Muslim mayor blocked from White House denounces ‘watch list’



A New Jersey mayor who was prevented from attending a celebration at the White House this week with President Joe Biden to mark the belated end of the Muslim holy month of Ramadan called Tuesday for the administration to end the “list of federal surveillance” that he says illegally targets Muslims. and others.

During a press conference Tuesday in South Plainfield by the New Jersey chapter of the Council on American-Islamic Relations (CAIR-NJ), Prospect Park Mayor Mohamed Khairullah and several other speakers condemned the list as illegal, discriminatory and unconstitutional. They also called on the US Secret Service and other federal agencies to stop using and distributing the list, which the group says has more than 1.5 million names, most of which “sound Arab or Muslim.” “.

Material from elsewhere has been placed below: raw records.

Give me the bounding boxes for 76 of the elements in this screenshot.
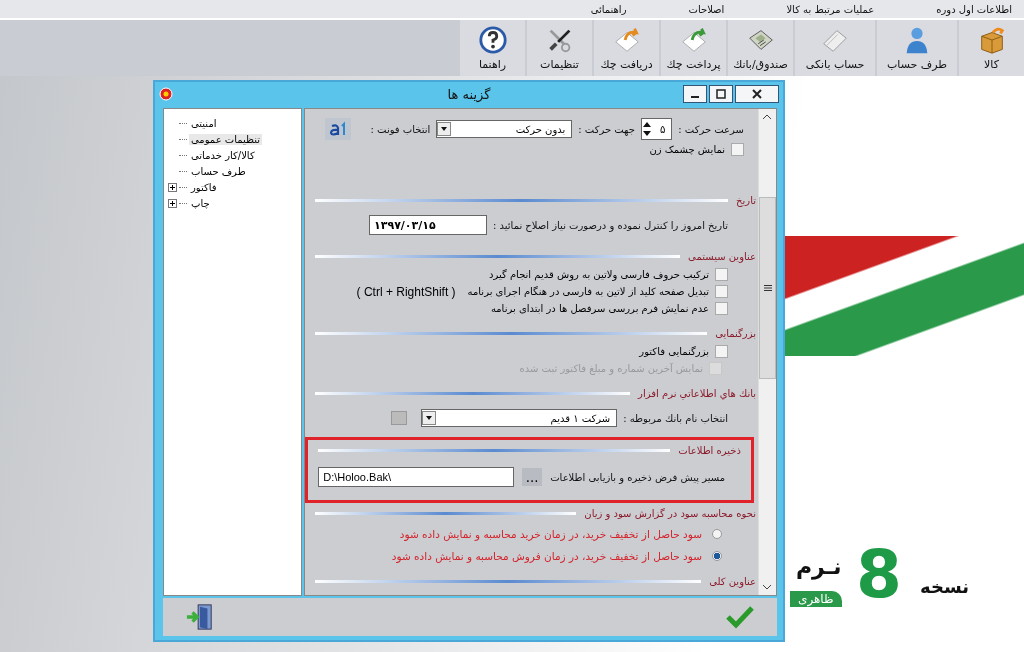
app-icon bbox=[159, 87, 173, 101]
shortcut-text: ( Ctrl + RightShift ) bbox=[356, 284, 456, 299]
expand-icon[interactable] bbox=[168, 198, 177, 208]
checkbox[interactable] bbox=[715, 268, 728, 281]
close-icon bbox=[752, 89, 762, 99]
caret-icon bbox=[422, 411, 437, 425]
field-label: انتخاب نام بانك مربوطه : bbox=[623, 412, 728, 424]
toolbar-button[interactable]: حساب بانکی bbox=[795, 20, 875, 76]
field-label: مسیر پیش فرض ذخیره و بازیابی اطلاعات bbox=[550, 471, 725, 483]
toolbar-button[interactable]: راهنما bbox=[460, 20, 525, 76]
radio-button[interactable] bbox=[712, 529, 722, 539]
scrollbar[interactable] bbox=[758, 109, 776, 595]
minimize-button[interactable] bbox=[683, 85, 707, 103]
menu-item[interactable]: اطلاعات اول دوره bbox=[924, 3, 1024, 15]
tree-item[interactable]: طرف حساب bbox=[189, 165, 248, 177]
path-field[interactable]: D:\Holoo.Bak\ bbox=[318, 467, 515, 487]
tree-item[interactable]: چاپ bbox=[189, 197, 212, 209]
browse-button[interactable]: ... bbox=[522, 468, 543, 486]
checkbox-label: بزرگنمایی فاکتور bbox=[639, 346, 709, 357]
maximize-button[interactable] bbox=[709, 85, 733, 103]
caret-icon bbox=[437, 122, 452, 136]
checkbox-label: تبدیل صفحه کلید از لاتین به فارسی در هنگام اجرای برنامه bbox=[467, 286, 709, 297]
tree-item[interactable]: فاکتور bbox=[189, 181, 219, 193]
splash-text: نـرم bbox=[796, 554, 842, 579]
version-number: 8 bbox=[856, 542, 902, 608]
tree-item[interactable]: تنظیمات عمومی bbox=[189, 133, 263, 145]
toolbar-button[interactable]: پرداخت چك bbox=[661, 20, 726, 76]
direction-dropdown[interactable]: بدون حرکت bbox=[436, 120, 573, 138]
menu-item[interactable]: راهنمائی bbox=[578, 3, 639, 15]
checkbox-label: نمایش چشمک زن bbox=[649, 144, 725, 155]
checkbox-label: ترکیب حروف فارسی ولاتین به روش قدیم انجام گیرد bbox=[488, 269, 709, 280]
toolbar-button[interactable]: دریافت چك bbox=[594, 20, 659, 76]
database-dropdown[interactable]: شرکت ۱ قدیم bbox=[421, 409, 618, 427]
scroll-thumb[interactable] bbox=[759, 197, 776, 379]
field-label: تاریخ امروز را کنترل نموده و درصورت نیاز اصلاح نمائید : bbox=[493, 219, 728, 231]
splash-text: نسخه bbox=[920, 576, 969, 597]
tree-item[interactable]: کالا/کار خدماتی bbox=[189, 149, 257, 161]
section-title: عناوین کلی bbox=[709, 575, 756, 587]
radio-button[interactable] bbox=[712, 551, 722, 561]
radio-label: سود حاصل از تخفیف خرید، در زمان خرید محاسبه و نمایش داده شود bbox=[399, 528, 702, 540]
checkbox[interactable] bbox=[715, 285, 728, 298]
section-title: بزرگنمایی bbox=[715, 327, 756, 339]
field-label: سرعت حرکت : bbox=[678, 123, 744, 135]
menu-item[interactable]: عملیات مرتبط به کالا bbox=[774, 3, 887, 15]
checkbox[interactable] bbox=[731, 143, 744, 156]
section-title: بانك هاي اطلاعاتي نرم افزار bbox=[638, 387, 756, 399]
checkbox[interactable] bbox=[715, 345, 728, 358]
speed-spinner[interactable]: ۵ bbox=[640, 118, 673, 140]
checkbox-label: نمایش آخرین شماره و مبلغ فاکتور ثبت شده bbox=[519, 363, 703, 374]
splash-tag: ظاهری bbox=[790, 591, 842, 607]
close-button[interactable] bbox=[735, 85, 779, 103]
font-button[interactable] bbox=[324, 118, 351, 140]
menu-item[interactable]: اصلاحات bbox=[676, 3, 737, 15]
maximize-icon bbox=[716, 89, 726, 99]
exit-door-icon[interactable] bbox=[185, 603, 215, 631]
toolbar-button[interactable]: کالا bbox=[959, 20, 1024, 76]
toolbar-button[interactable]: صندوق/بانك bbox=[728, 20, 793, 76]
toolbar-button[interactable]: تنظیمات bbox=[527, 20, 592, 76]
section-title: عناوین سیستمی bbox=[688, 250, 756, 262]
help-icon bbox=[477, 25, 508, 55]
radio-label: سود حاصل از تخفیف خرید، در زمان فروش محاسبه و نمایش داده شود bbox=[391, 550, 702, 562]
field-label: جهت حرکت : bbox=[578, 123, 635, 135]
date-field[interactable]: ۱۳۹۷/۰۳/۱۵ bbox=[369, 215, 487, 235]
checkbox-label: عدم نمایش فرم بررسی سرفصل ها در ابتدای برنامه bbox=[490, 303, 709, 314]
section-title: تاریخ bbox=[736, 194, 756, 206]
minimize-icon bbox=[691, 96, 699, 98]
toolbar-button[interactable]: طرف حساب bbox=[877, 20, 957, 76]
expand-icon[interactable] bbox=[168, 182, 177, 192]
small-button[interactable] bbox=[391, 411, 408, 425]
section-title: ذخیره اطلاعات bbox=[678, 444, 741, 456]
field-label: انتخاب فونت : bbox=[370, 123, 431, 135]
tree-item[interactable]: امنیتی bbox=[189, 117, 219, 129]
checkbox[interactable] bbox=[715, 302, 728, 315]
window-title: گزینه ها bbox=[447, 86, 491, 102]
checkmark-icon[interactable] bbox=[725, 605, 755, 629]
section-title: نحوه محاسبه سود در گزارش سود و زیان bbox=[584, 507, 756, 519]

CAIR has called on the Biden administration to cease the FBI’s release of information from what is known as a terrorist detection dataset that includes hundreds of thousands of people. The group informed Khairullah that a person with his name and date of birth was in a data set that CAIR lawyers obtained in 2019.

Shortly before arriving at the White House for the Eid-al-Fitr celebration on Monday, Khairullah said he received a call from the White House telling him that the Secret Service had not cleared him for entry and that he could not attend the ceremony. celebration where Biden delivered remarks to hundreds of guests.

Khairullah said on Tuesday that he has no idea why his information is on the list and that no one in the federal government will tell him, adding that “there is no reason to believe that I am an insecure person.” Khairullah noted that he has been detained several times and interrogated while he was traveling, experiences that he called “humiliating.”

“I’m not upset that I’m not in the White House,” said Khairullah, who was elected to a fifth term as mayor of his city in January. “I am interested in human rights. I have a platform to address this issue, but about 1.5 million people don’t… an incident like this makes me question the progress I thought we’d made.”

Selaedin Maksut, executive director of the CAIR chapter, said there is no transparency about how or why people are added or removed from the list, and there is no remedy people can seek to have their names removed.

“Two decades after 9/11, we continue to see the damage of watch lists. We continue to see him cause hardship for American Muslims and Americans in general, violating their civil rights,” Maksut said.

A Secret Service spokesman confirmed that Khairullah was not allowed into the White House complex, but declined to say why. The White House also declined to comment.

In a statement issued late Tuesday, New Jersey’s two US Senators, Bob Menendez and Cory Booker, both Democrats, and Rep. Bill Pascrell Jr., a Democrat who represents the district where Khairullah lives, announced that they have formally requested the Secret Service and the Biden administration for an explanation of why the mayor was prevented from attending. The trio also asked that he be notified of the “substantive reasons he was denied admission” and that his status be reviewed so that he can attend such events in the future.

Khairullah was an outspoken critic of President Donald Trump’s travel ban limiting entry to the US by citizens of several predominantly Muslim countries. He has also traveled to Bangladesh and Syria to do humanitarian work with the Syrian American Medical Society and the Watan Foundation.

Khairullah said authorities detained him in 2019 and questioned him at John F. Kennedy International Airport in New York for three hours, asking if he knew any terrorists. The incident occurred when he was returning to the United States after a family visit to Turkey, where his wife has family.

On another occasion, he said he was briefly held up at the US-Canada border while traveling back to the country with his family.

CAIR said Khairullah helped the New Jersey Democratic Party collect names of local Muslim leaders to invite to the White House Eid celebration and was invited to an event at the New Jersey governor’s mansion over the weekend.

Khairullah was born in Syria, but her family was displaced amid the crackdown by the Hafez al-Assad government in the early 1980s. Her family fled to Saudi Arabia before moving to Prospect Park in 1991. She has lived there ever since.

He became a US citizen in 2000 and was elected to his first term as the city’s mayor in 2001. He also spent 14 years as a volunteer firefighter in his community.

Khairullah said he made seven trips to Syria with aid organizations between 2012 and 2015 as civil war devastated much of the country.